1916 est restée dans la mémoire collective comme l’année de Verdun et de la Somme, des batailles dont la propagande française veilla à souligner qu’il pouvait s’agir là d’un tournant décisif au moment où la guerre est en train de devenir totale.

De plus en plus, diplomatie, questions économiques, financières et militaires s’entremêlent et nécessitent des concertations continues à travers des conférences interalliées. Arme à double tranchant, le blocus impose des contraintes aux Alliés, confrontés aux protestations des Neutres craignant pour leur commerce et la sécurité de leurs navires, alors que la guerre maritime s’intensifie. La contrebande se développe. Le blocus n’empêche pas la course aux marchés soustraits aux Allemands en Afrique ou en Chine. C’est dans ce pays que l’on part en quête de main-d’œuvre pour le « front du travail », désormais enjeu crucial qui porte à s’inquiéter du traitement des populations civiles des zones occupées et des prisonniers de guerre, soumis au travail forcé en Allemagne, sans compter le dilemme que constitue leur ravitaillement.
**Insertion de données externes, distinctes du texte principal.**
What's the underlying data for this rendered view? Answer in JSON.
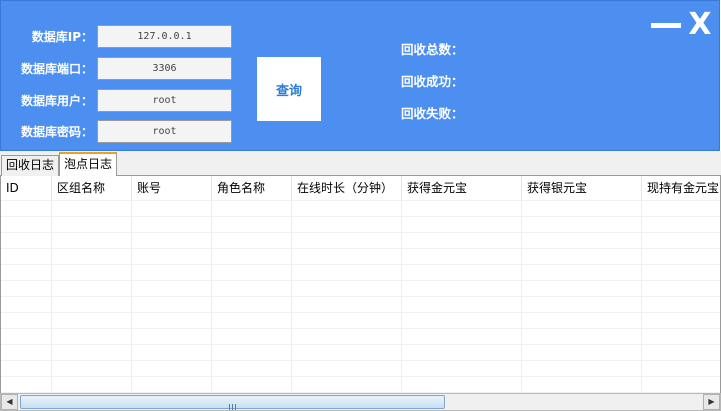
{
  "connection": {
    "ip": {
      "label": "数据库IP：",
      "value": "127.0.0.1"
    },
    "port": {
      "label": "数据库端口：",
      "value": "3306"
    },
    "user": {
      "label": "数据库用户：",
      "value": "root"
    },
    "password": {
      "label": "数据库密码：",
      "value": "root"
    }
  },
  "query_button": "查询",
  "stats": {
    "total": "回收总数：",
    "success": "回收成功：",
    "failed": "回收失败："
  },
  "window_controls": {
    "minimize_icon": "minimize-icon",
    "close_icon": "close-icon",
    "close_glyph": "X"
  },
  "tabs": [
    {
      "label": "回收日志",
      "active": false
    },
    {
      "label": "泡点日志",
      "active": true
    }
  ],
  "table": {
    "columns": [
      "ID",
      "区组名称",
      "账号",
      "角色名称",
      "在线时长（分钟）",
      "获得金元宝",
      "获得银元宝",
      "现持有金元宝"
    ],
    "rows": []
  },
  "scrollbar": {
    "grip_icon": "grip-icon"
  },
  "colors": {
    "header_bg": "#4d8ff0",
    "tab_accent": "#e8a322",
    "button_text": "#2f7dd6"
  }
}
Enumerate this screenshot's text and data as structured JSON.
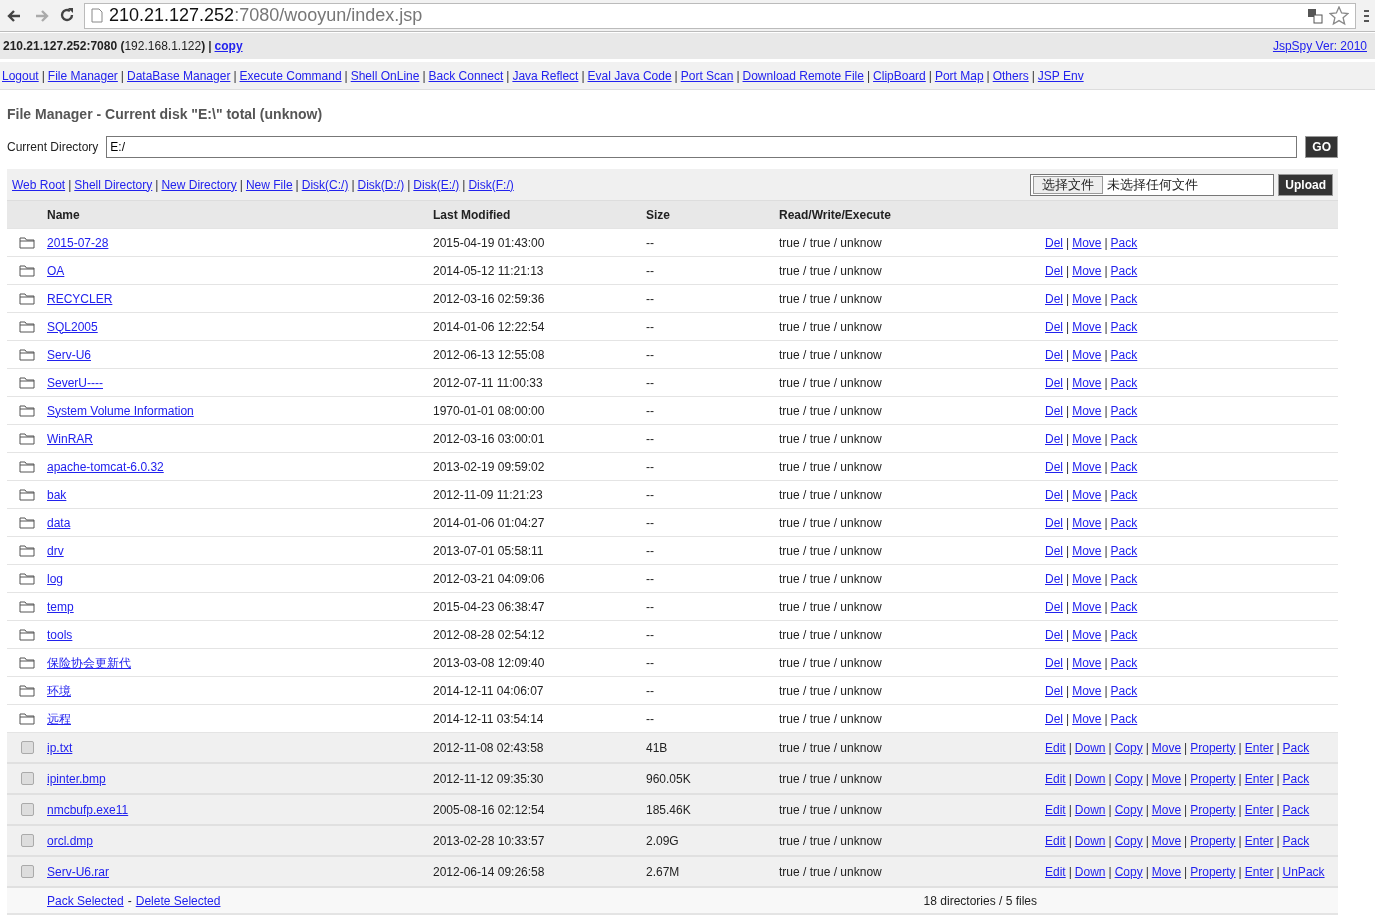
{
  "browser": {
    "url_host": "210.21.127.252",
    "url_path": ":7080/wooyun/index.jsp"
  },
  "info_bar": {
    "server": "**210.21.127.252:7080 (**192.168.1.122**)**",
    "separator": "|",
    "copy_link": "copy",
    "version_link": "JspSpy Ver: 2010"
  },
  "link_separator": "|",
  "nav_links": [
    "Logout",
    "File Manager",
    "DataBase Manager",
    "Execute Command",
    "Shell OnLine",
    "Back Connect",
    "Java Reflect",
    "Eval Java Code",
    "Port Scan",
    "Download Remote File",
    "ClipBoard",
    "Port Map",
    "Others",
    "JSP Env"
  ],
  "title": "File Manager - Current disk \"E:\\\" total (unknow)",
  "directory": {
    "label": "Current Directory",
    "value": "E:/",
    "button": "GO"
  },
  "toolbar_links": [
    "Web Root",
    "Shell Directory",
    "New Directory",
    "New File",
    "Disk(C:/)",
    "Disk(D:/)",
    "Disk(E:/)",
    "Disk(F:/)"
  ],
  "upload": {
    "choose_button": "选择文件",
    "no_file": "未选择任何文件",
    "button": "Upload"
  },
  "table": {
    "columns": [
      "Name",
      "Last Modified",
      "Size",
      "Read/Write/Execute"
    ],
    "rows": [
      {
        "kind": "folder",
        "name": "2015-07-28",
        "modified": "2015-04-19 01:43:00",
        "size": "--",
        "rwx": "true / true / unknow",
        "actions": [
          "Del",
          "Move",
          "Pack"
        ]
      },
      {
        "kind": "folder",
        "name": "OA",
        "modified": "2014-05-12 11:21:13",
        "size": "--",
        "rwx": "true / true / unknow",
        "actions": [
          "Del",
          "Move",
          "Pack"
        ]
      },
      {
        "kind": "folder",
        "name": "RECYCLER",
        "modified": "2012-03-16 02:59:36",
        "size": "--",
        "rwx": "true / true / unknow",
        "actions": [
          "Del",
          "Move",
          "Pack"
        ]
      },
      {
        "kind": "folder",
        "name": "SQL2005",
        "modified": "2014-01-06 12:22:54",
        "size": "--",
        "rwx": "true / true / unknow",
        "actions": [
          "Del",
          "Move",
          "Pack"
        ]
      },
      {
        "kind": "folder",
        "name": "Serv-U6",
        "modified": "2012-06-13 12:55:08",
        "size": "--",
        "rwx": "true / true / unknow",
        "actions": [
          "Del",
          "Move",
          "Pack"
        ]
      },
      {
        "kind": "folder",
        "name": "SeverU----",
        "modified": "2012-07-11 11:00:33",
        "size": "--",
        "rwx": "true / true / unknow",
        "actions": [
          "Del",
          "Move",
          "Pack"
        ]
      },
      {
        "kind": "folder",
        "name": "System Volume Information",
        "modified": "1970-01-01 08:00:00",
        "size": "--",
        "rwx": "true / true / unknow",
        "actions": [
          "Del",
          "Move",
          "Pack"
        ]
      },
      {
        "kind": "folder",
        "name": "WinRAR",
        "modified": "2012-03-16 03:00:01",
        "size": "--",
        "rwx": "true / true / unknow",
        "actions": [
          "Del",
          "Move",
          "Pack"
        ]
      },
      {
        "kind": "folder",
        "name": "apache-tomcat-6.0.32",
        "modified": "2013-02-19 09:59:02",
        "size": "--",
        "rwx": "true / true / unknow",
        "actions": [
          "Del",
          "Move",
          "Pack"
        ]
      },
      {
        "kind": "folder",
        "name": "bak",
        "modified": "2012-11-09 11:21:23",
        "size": "--",
        "rwx": "true / true / unknow",
        "actions": [
          "Del",
          "Move",
          "Pack"
        ]
      },
      {
        "kind": "folder",
        "name": "data",
        "modified": "2014-01-06 01:04:27",
        "size": "--",
        "rwx": "true / true / unknow",
        "actions": [
          "Del",
          "Move",
          "Pack"
        ]
      },
      {
        "kind": "folder",
        "name": "drv",
        "modified": "2013-07-01 05:58:11",
        "size": "--",
        "rwx": "true / true / unknow",
        "actions": [
          "Del",
          "Move",
          "Pack"
        ]
      },
      {
        "kind": "folder",
        "name": "log",
        "modified": "2012-03-21 04:09:06",
        "size": "--",
        "rwx": "true / true / unknow",
        "actions": [
          "Del",
          "Move",
          "Pack"
        ]
      },
      {
        "kind": "folder",
        "name": "temp",
        "modified": "2015-04-23 06:38:47",
        "size": "--",
        "rwx": "true / true / unknow",
        "actions": [
          "Del",
          "Move",
          "Pack"
        ]
      },
      {
        "kind": "folder",
        "name": "tools",
        "modified": "2012-08-28 02:54:12",
        "size": "--",
        "rwx": "true / true / unknow",
        "actions": [
          "Del",
          "Move",
          "Pack"
        ]
      },
      {
        "kind": "folder",
        "name": "保险协会更新代",
        "modified": "2013-03-08 12:09:40",
        "size": "--",
        "rwx": "true / true / unknow",
        "actions": [
          "Del",
          "Move",
          "Pack"
        ]
      },
      {
        "kind": "folder",
        "name": "环境",
        "modified": "2014-12-11 04:06:07",
        "size": "--",
        "rwx": "true / true / unknow",
        "actions": [
          "Del",
          "Move",
          "Pack"
        ]
      },
      {
        "kind": "folder",
        "name": "远程",
        "modified": "2014-12-11 03:54:14",
        "size": "--",
        "rwx": "true / true / unknow",
        "actions": [
          "Del",
          "Move",
          "Pack"
        ]
      },
      {
        "kind": "file",
        "checked": false,
        "name": "ip.txt",
        "modified": "2012-11-08 02:43:58",
        "size": "41B",
        "rwx": "true / true / unknow",
        "actions": [
          "Edit",
          "Down",
          "Copy",
          "Move",
          "Property",
          "Enter",
          "Pack"
        ]
      },
      {
        "kind": "file",
        "checked": false,
        "name": "ipinter.bmp",
        "modified": "2012-11-12 09:35:30",
        "size": "960.05K",
        "rwx": "true / true / unknow",
        "actions": [
          "Edit",
          "Down",
          "Copy",
          "Move",
          "Property",
          "Enter",
          "Pack"
        ]
      },
      {
        "kind": "file",
        "checked": false,
        "name": "nmcbufp.exe11",
        "modified": "2005-08-16 02:12:54",
        "size": "185.46K",
        "rwx": "true / true / unknow",
        "actions": [
          "Edit",
          "Down",
          "Copy",
          "Move",
          "Property",
          "Enter",
          "Pack"
        ]
      },
      {
        "kind": "file",
        "checked": false,
        "name": "orcl.dmp",
        "modified": "2013-02-28 10:33:57",
        "size": "2.09G",
        "rwx": "true / true / unknow",
        "actions": [
          "Edit",
          "Down",
          "Copy",
          "Move",
          "Property",
          "Enter",
          "Pack"
        ]
      },
      {
        "kind": "file",
        "checked": false,
        "name": "Serv-U6.rar",
        "modified": "2012-06-14 09:26:58",
        "size": "2.67M",
        "rwx": "true / true / unknow",
        "actions": [
          "Edit",
          "Down",
          "Copy",
          "Move",
          "Property",
          "Enter",
          "UnPack"
        ]
      }
    ]
  },
  "footer": {
    "pack_selected": "Pack Selected",
    "separator": "-",
    "delete_selected": "Delete Selected",
    "summary": "18 directories / 5 files"
  }
}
Mais il existe d’autres menaces : celles qui pèsent sur l’Empire français, en Indochine, y compris de la part de l’allié japonais, et, surtout, dans les colonies musulmanes. On y redoute l’action subversive des « agents ennemis » turcs et/ou allemands, avant que la révolte du chérif Hussein de La Mecque, encouragée par les Britanniques, puisse laisser entrevoir le soutien des populations arabes. Au Levant, les chrétiens ne sont d’ailleurs plus l’unique cible des exactions du gouvernement jeune-turc. De fait, l’autre grande affaire reste la Question d’Orient et le sort de l’Empire ottoman avec la négociation des accords Sykes-Picot. L’attention portée aux fronts d’Orient se renforce, tout comme les pressions pour faire entrer la Grèce et la Roumanie en guerre ou les efforts pour préserver ce qui reste de l’armée serbe. Malgré les victoires au Caucase, la situation intérieure de la Russie préoccupe.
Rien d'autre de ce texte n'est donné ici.